A career in medicine wears down the hearts and souls of many physicians. My pediatric journey has been filled with countless rewarding moments, but also haunting ones as well. By the third and final year of residency arrived, I was unclear as to whether medicine had been the right choice for me at all. After 11 years of hard work, dedication, and the burden of heavy debt, the destination looked different than I had imagined. While filled with doubt, one of the most important lessons of my career reeled me back for more: the necessity of trusting a mother’s intuition.
When I entered room number 10 in the emergency room, a 6 year old girl was sitting on the bed and her mother was sitting next to the bedside. When I inquired as to her chief complaint, she answered “something is not right about my daughter and I would like you to do a blood test.” It was the final day of 10 12-hour shifts in a row and I could not seem to muster even one more ounce of compassion. “Ok” I replied without giving it much thought. I sighed, completed a cursory history and physical, and though many years have passed since this night, nothing seemed clinically worrisome at the time. In all fairness, my closed minded perspective likely got in the way.
While checking the computer for prior visits, I saw her daughter had a blood count done the previous day. Yesterday, the result had been normal. I was incredulous. The pediatric emergency room was very busy that night. Relaying the story to my attending, he told me to “do another CBC and release her once the result came back normal.” Returning to the room, I let her know a complete blood count (CBC) had been ordered. Relief washed over her face.
Reflecting back years later, I would characterize myself as being abrupt, condescending, and dismissive of this mother and her concerns. I felt justified thinking she could not possibly “know” what I knew as a physician and she was being overprotective. Let me be very clear, this story is absolutely about a night this physician-in-training learned a hard lesson, one which changed the course of my practice of medicine for the better.
Approximately one hour later, the lab called up to the emergency room with results. “It’s leukemia”, said the lab technician. My jaw, and my heart, hit the floor. “Excuse me, will you say that again please?” I asked, still unable to believe this healthy child was sick. “Leukemia”, she repeated. “There must be some mistake. The result of the smear was normal yesterday.” She replied, “No, we missed it yesterday.” Apparently, the laboratory director pulled the smear evaluated the previous day, reviewed it, and found immature cells which are characteristic of early leukemia.

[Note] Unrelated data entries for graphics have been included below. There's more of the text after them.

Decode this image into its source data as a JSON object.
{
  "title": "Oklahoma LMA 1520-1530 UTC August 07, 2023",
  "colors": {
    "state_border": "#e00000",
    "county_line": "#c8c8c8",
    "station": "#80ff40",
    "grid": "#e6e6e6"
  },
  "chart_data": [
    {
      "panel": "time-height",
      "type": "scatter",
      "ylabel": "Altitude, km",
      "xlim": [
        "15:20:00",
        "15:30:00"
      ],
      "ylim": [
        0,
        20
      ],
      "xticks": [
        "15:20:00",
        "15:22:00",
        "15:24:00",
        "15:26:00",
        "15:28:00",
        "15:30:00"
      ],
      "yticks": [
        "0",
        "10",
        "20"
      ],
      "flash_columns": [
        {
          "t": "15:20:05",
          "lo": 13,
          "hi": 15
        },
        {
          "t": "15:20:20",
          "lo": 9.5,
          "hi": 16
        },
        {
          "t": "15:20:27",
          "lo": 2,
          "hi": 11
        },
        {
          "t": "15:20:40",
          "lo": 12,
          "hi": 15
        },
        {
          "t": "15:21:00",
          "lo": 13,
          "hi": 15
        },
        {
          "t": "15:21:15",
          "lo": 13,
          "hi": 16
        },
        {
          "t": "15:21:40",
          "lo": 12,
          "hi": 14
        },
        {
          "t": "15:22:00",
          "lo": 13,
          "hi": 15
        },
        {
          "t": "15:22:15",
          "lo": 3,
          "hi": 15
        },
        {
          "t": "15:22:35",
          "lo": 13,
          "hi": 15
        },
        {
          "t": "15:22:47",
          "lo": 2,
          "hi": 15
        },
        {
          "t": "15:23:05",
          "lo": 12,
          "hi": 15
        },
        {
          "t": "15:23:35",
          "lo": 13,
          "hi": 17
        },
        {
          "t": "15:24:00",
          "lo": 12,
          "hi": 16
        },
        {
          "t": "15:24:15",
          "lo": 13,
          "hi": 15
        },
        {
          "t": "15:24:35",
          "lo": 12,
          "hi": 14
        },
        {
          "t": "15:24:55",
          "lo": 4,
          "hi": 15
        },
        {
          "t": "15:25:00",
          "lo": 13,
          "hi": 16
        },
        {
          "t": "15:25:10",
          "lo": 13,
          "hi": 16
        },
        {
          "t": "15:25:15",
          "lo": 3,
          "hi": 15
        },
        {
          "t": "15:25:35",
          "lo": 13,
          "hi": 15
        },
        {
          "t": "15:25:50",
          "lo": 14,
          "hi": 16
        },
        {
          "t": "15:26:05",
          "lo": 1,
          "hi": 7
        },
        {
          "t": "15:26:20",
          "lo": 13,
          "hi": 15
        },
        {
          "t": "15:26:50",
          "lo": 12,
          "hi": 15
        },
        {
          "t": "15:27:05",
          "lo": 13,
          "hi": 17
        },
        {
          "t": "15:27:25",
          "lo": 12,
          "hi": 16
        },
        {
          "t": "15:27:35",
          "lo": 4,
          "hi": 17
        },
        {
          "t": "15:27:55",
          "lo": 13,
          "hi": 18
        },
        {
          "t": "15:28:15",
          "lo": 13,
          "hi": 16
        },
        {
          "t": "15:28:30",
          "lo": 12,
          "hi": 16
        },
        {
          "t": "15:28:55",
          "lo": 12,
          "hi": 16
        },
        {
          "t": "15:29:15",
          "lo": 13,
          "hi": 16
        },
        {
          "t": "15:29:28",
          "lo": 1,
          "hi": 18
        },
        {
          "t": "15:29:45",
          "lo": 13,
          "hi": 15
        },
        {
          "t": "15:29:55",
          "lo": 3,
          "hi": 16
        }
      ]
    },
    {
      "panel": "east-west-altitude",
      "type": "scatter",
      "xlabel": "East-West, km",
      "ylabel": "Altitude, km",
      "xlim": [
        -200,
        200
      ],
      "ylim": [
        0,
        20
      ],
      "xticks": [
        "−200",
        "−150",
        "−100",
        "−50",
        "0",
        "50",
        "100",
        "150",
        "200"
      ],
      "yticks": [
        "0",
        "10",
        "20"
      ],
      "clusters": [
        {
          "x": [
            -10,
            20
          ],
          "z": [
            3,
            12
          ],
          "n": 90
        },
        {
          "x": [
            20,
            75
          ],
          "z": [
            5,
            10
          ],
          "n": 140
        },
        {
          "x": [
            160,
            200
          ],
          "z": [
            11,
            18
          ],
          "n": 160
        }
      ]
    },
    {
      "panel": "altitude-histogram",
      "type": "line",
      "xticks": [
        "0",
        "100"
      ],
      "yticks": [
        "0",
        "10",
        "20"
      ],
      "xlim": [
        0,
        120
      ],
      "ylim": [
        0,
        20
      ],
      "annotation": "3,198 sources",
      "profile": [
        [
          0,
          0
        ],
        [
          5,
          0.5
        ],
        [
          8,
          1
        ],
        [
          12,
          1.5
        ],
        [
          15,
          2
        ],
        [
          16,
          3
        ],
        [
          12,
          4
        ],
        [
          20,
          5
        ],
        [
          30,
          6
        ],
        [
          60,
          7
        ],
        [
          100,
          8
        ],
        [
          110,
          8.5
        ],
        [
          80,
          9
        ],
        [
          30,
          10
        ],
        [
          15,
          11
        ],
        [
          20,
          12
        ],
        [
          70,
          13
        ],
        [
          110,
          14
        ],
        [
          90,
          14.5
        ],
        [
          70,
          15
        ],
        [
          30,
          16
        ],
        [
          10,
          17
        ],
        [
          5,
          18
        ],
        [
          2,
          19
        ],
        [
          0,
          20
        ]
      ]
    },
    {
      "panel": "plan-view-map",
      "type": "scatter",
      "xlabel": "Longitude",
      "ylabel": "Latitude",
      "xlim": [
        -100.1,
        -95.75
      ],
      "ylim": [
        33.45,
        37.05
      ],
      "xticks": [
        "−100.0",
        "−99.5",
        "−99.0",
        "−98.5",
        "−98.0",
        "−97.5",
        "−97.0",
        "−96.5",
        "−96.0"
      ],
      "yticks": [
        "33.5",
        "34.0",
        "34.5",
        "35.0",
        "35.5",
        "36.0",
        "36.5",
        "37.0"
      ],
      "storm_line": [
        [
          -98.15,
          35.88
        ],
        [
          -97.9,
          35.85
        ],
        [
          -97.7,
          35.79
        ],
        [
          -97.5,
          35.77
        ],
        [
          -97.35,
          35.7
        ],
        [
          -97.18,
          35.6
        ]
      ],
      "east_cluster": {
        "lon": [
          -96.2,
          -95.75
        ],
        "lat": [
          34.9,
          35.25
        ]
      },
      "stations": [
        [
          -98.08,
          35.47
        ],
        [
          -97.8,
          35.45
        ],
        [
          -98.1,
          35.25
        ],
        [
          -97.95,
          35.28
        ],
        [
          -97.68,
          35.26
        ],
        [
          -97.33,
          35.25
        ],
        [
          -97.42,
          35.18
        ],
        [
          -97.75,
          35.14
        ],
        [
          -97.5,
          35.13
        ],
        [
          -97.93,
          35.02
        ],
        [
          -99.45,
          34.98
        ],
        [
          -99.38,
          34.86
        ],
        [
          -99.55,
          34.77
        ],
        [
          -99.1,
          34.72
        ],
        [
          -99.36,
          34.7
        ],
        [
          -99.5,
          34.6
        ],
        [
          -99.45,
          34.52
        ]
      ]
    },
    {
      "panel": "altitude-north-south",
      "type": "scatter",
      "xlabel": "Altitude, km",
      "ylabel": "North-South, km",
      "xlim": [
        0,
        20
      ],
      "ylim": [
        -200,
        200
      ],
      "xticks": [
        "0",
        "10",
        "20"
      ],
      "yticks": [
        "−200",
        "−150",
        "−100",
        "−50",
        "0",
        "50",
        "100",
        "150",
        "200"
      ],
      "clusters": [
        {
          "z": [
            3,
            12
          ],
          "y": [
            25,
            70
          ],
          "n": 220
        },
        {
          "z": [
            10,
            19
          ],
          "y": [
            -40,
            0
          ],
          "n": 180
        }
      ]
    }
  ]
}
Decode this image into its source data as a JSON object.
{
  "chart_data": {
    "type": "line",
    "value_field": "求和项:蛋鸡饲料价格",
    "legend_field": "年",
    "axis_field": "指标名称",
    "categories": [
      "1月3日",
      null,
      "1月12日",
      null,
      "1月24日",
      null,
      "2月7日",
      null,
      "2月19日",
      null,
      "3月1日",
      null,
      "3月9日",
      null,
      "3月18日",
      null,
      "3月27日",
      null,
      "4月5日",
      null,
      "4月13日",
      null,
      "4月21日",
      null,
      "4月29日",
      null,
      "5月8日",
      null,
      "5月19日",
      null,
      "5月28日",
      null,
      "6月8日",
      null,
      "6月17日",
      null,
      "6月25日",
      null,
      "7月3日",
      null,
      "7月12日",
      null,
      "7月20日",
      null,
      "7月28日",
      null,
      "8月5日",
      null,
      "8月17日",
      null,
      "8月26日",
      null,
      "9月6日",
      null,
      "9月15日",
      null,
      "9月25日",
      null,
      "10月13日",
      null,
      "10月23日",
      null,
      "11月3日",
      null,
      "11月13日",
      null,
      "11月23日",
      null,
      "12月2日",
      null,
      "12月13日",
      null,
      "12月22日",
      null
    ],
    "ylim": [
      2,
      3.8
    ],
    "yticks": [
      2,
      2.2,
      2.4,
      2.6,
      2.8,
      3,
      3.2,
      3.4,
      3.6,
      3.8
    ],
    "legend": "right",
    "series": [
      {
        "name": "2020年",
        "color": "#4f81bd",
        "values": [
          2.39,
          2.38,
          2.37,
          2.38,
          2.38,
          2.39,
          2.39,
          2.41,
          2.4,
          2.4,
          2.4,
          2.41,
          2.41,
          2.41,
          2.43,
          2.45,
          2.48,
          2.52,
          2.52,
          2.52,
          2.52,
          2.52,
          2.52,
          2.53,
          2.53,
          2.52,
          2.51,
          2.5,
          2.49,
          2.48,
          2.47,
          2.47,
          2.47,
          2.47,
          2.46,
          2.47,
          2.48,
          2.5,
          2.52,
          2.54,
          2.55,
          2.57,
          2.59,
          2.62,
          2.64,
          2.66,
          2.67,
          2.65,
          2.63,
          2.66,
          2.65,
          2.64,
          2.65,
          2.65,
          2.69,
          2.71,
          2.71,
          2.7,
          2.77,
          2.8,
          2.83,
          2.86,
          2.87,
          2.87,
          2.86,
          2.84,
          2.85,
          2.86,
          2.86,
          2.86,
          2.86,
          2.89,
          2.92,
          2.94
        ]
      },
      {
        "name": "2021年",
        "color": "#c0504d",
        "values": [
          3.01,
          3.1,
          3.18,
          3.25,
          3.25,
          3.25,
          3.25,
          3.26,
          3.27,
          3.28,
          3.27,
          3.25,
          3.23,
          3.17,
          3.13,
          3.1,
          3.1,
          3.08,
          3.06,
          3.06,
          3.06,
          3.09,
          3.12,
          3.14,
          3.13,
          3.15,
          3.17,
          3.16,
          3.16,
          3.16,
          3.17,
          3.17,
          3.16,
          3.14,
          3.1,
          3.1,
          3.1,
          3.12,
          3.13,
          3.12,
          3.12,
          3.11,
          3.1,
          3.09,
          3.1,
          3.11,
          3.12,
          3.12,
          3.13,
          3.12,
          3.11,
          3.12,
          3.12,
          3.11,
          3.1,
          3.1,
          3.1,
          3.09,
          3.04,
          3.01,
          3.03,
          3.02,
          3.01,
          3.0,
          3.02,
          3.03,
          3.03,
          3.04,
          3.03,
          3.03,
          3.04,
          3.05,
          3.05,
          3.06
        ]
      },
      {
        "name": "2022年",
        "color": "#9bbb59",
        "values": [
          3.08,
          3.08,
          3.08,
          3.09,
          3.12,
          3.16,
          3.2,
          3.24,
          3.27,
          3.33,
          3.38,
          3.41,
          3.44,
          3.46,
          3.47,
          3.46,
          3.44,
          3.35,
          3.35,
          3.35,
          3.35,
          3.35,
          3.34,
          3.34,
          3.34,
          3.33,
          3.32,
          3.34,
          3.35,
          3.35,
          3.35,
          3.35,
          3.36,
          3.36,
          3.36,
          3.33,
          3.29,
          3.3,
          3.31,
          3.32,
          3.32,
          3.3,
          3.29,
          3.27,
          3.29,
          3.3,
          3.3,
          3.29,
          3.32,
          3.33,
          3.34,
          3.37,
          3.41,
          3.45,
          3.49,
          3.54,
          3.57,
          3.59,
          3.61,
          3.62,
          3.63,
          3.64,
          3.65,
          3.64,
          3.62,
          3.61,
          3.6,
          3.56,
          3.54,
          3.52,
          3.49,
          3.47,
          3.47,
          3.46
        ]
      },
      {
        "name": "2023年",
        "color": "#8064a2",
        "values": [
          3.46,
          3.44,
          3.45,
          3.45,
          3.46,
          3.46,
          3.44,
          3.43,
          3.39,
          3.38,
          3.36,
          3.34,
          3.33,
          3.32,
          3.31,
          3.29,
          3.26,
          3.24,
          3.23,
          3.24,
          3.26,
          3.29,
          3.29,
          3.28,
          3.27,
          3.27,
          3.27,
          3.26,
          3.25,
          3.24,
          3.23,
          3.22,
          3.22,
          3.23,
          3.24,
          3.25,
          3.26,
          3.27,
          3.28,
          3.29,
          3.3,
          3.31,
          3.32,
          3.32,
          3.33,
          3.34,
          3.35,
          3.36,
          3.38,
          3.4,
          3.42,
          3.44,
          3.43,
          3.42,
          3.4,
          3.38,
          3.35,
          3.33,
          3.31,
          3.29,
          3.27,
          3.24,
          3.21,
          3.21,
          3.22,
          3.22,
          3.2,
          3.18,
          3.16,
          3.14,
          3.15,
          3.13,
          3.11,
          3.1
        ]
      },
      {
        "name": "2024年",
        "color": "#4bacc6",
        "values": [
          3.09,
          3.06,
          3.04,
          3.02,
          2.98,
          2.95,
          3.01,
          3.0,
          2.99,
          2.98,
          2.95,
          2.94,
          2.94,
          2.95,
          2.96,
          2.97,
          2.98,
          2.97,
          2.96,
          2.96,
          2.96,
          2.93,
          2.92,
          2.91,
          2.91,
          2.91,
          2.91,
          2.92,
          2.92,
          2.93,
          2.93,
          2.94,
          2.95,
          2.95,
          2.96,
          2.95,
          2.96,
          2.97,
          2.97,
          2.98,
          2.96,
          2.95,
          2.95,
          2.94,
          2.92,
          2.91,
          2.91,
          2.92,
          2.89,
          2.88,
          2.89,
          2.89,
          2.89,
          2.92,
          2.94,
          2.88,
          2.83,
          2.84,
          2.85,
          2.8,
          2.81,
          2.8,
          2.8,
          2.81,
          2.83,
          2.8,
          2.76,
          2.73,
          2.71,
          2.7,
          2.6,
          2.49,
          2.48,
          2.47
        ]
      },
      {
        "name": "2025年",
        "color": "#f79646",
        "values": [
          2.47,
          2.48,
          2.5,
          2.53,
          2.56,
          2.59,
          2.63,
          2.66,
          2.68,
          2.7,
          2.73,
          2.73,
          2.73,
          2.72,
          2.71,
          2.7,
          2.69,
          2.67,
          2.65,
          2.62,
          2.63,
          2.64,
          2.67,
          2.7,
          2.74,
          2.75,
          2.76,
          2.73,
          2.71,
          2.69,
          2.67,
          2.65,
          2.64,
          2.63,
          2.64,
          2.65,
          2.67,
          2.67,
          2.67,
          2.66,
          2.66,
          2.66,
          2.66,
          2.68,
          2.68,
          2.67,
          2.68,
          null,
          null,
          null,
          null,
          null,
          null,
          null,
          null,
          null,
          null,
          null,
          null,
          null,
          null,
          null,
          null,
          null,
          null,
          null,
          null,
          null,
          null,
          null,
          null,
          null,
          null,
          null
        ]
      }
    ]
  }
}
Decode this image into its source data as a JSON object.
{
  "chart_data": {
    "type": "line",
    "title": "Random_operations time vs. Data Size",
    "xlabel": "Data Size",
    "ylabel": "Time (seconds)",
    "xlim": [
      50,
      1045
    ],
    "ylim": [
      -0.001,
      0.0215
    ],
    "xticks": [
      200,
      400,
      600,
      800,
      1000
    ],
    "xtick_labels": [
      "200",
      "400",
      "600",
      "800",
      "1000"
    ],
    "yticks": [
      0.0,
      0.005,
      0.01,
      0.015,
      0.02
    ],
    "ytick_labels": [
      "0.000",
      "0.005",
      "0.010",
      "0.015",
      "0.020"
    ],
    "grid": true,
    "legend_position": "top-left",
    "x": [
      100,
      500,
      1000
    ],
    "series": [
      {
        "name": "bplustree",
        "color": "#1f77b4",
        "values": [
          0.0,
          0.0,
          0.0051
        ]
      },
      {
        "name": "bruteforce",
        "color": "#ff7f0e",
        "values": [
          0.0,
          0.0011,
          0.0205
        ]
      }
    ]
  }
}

I slowly walked to the exam room wracked with guilt while tears welled up in my eyes and sat down to tell this mother that her beautiful little girl indeed had leukemia. The oncology team planned to admit her that evening and begin the oncologic evaluation and treatment process according to protocol. I felt terrible; not only for the diagnosis, but also for my glib demeanor while interacting with this mother and her child. She sighed and said she was relieved to finally know what was wrong with her daughter. “I am so sorry,” I said. I was sorry for many more things than I could say.
This is one moment I wish could be erased from my memory and done again, though differently. Ideally, I would greet the mother and child with a warm smile, take an extensive history, perform a thorough physical exam, discuss a list of possible diagnoses with mom, and send blood tests accordingly. I would reassure this mother we would properly evaluate her concerns.
The wisdom imparted to me by this mother has been absolutely priceless. She taught me the most vital thing physicians do is to take time and listen to the patient or the person who knows their child best. This unforgettable lesson has stayed with me for the past 18 years. This “little” girl would be 24 years old today and may already have children of her own; she owes a debt of gratitude to her mother for having the tenacity to push a doubting physician to do her job.